How the Rich Go to War

They Send the Poor to Fight

When it comes to making war in the Bush administration, the rich call the shots, while the working class and the poor dodge the bullets or get killed. As Paul Atwood, a former Vietnam vet and researcher at the University of Massachusetts, said this morning, the men who are running this war have long been referred to as "chicken hawks."

To be sure, the people who run this country are usually rich. Just consider the fabulously wealthy Bush A-team. The president's net assets have been estimated to be anywhere from $8 to $19 million. He comes from a wealthy New England family to begin with, which bankrolled his early business ventures. Vice President Dick Cheney and his wife are worth anywhere from $20 million to $69 million. Defense chief Donald Rumsfeld's net assets range from $53 million to $175 million.

Even Bush's second tier is loaded. Karl Rove, the political guru who calls the shots for the president, was pressured to dump up to $3.3 million in securities, but retained $1.1 million in mutual funds. Andrew Card, White House chief of staff and former GM lobbyist, had assets of up to $4.1 million.

But the people who are fighting the war are different. While the military today is all volunteer, the soldiers and sailors comprise a snapshot of working-class society. Some 60 percent of enlisted men and women are white. Many are married. And many see themselves getting ahead by being in the army. A substantial number seem to come from military families.

Consider the case of Army private Jessica Lynch, who was captured in an Iraqi ambush, badly wounded, and then miraculously rescued by the Special Forces last week. She enlisted in the army's delayed-entry program while she was still in high school in Palestine, West Virginia, where the unemployment rate is 15 percent. She wants to be a teacher, and "the Army gave her a good deal," Jessica's brother said.

A list of military men and women who have so far died in Iraq shows that most are middle or working class. Marine Lance Corporal William W. White, 24, who died in the Iraqi war, also joined the military as a way to "step up in life" and a means of getting to college. He wanted to be a fireman or law enforcement officer. Army specialist Jamaal R. Addison, 22, of Roswell, Georgia, who also died in Iraq, joined right out of his Atlanta high school. His father, a postal worker, said Jamaal wanted to better his situation in life. "He realized he had obligations in life, but he wasn't a fighter," said his dad.

Most recruits come directly from high school, often from families who don't have the money to send their kids to college. More than 20 percent of military personnel are black. (By way of comparison, blacks make up 12 percent of civilian society.) Half of all the women recruits are people of color. Many soldiers are from poor southern states.

The Pentagon has put aggressive recruiting programs in high schools. By law, every school must file a list of its juniors and seniors with addresses and phone numbers. This is how the Pentagon boosts its Junior ROTC programs (there are now 500,000 students who are members from 3000 high schools nationwide).

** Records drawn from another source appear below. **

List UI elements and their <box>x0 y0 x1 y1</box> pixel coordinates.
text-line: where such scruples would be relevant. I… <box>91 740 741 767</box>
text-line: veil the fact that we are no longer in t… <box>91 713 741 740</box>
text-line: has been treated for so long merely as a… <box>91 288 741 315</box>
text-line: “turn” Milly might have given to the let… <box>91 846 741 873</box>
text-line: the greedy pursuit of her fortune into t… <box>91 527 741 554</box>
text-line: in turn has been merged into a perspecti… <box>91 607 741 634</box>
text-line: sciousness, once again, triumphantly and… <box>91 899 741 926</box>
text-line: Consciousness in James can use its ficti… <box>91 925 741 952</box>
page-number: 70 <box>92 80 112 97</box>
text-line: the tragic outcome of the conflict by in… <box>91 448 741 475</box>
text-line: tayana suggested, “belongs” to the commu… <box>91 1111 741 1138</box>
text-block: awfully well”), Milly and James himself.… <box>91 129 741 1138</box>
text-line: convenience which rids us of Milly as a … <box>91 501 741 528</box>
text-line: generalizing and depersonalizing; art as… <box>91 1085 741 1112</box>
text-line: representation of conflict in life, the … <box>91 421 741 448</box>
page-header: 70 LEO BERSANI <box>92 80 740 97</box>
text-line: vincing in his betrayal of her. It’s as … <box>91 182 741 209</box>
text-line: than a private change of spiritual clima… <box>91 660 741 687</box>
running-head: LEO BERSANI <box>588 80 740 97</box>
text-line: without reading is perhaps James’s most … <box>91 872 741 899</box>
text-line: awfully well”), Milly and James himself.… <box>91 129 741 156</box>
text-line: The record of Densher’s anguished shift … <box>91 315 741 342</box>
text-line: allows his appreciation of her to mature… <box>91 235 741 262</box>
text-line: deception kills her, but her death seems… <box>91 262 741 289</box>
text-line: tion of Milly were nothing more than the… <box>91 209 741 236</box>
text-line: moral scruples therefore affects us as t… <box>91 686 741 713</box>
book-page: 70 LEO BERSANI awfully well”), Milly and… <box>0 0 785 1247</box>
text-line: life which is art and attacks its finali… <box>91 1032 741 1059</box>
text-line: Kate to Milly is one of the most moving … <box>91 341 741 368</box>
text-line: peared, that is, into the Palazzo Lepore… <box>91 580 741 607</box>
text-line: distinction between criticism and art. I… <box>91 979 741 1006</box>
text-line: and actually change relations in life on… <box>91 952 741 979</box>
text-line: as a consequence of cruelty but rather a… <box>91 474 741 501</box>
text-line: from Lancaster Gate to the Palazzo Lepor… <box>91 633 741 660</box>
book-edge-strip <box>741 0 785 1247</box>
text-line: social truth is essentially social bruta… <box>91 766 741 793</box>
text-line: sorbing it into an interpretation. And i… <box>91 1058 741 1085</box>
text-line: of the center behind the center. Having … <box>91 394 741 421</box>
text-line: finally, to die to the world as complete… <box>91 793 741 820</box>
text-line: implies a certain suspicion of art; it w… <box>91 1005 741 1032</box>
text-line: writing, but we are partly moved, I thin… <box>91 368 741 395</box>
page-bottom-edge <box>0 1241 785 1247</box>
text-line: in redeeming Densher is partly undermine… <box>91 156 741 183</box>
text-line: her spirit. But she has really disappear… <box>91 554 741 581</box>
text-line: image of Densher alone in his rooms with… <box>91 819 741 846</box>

Public school systems sometimes add on a special military school, often aimed to appeal to African American or Latino kids who come from lower-income families. Defending our heritage "requires the active support of public institutions in presenting military opportunities to our young people for their consideration," wrote Donald Rumsfeld and Education Secretary Rod Paige in one letter to public schools. "For some of our students, this may be the best opportunity they have to get a college education."

When Marine Lance Corporal Brian Rory Buesing, 20, of Cedar Key, Florida, died in Iraq, he had a year to go in his enlistment period, and was planning on putting the money he was due from the Pentagon into education so he could attend a Florida university.

"Overwhelmingly these are people who can't afford college, who may want to go to college and see the military as a way to pay for it, who don't have the skills to get admitted because of their educational background—people who want to escape their neighborhoods, and some who want the adventure," said Atwood, now a research associate at William Joiner Center for the Study of War and Social Consequences at the University of Massachusetts.

"The same people who 35 years ago supported the war in Vietnam support this war in the Gulf and are prepared to send the children of less privileged people to do their dirty work," he said. "I can assure you there's a lot of anger and opposition to this war on the part of Vietnam veterans, because of the illegality and immorality of it but also deriving from the fact that these chicken hawks are sponsoring it."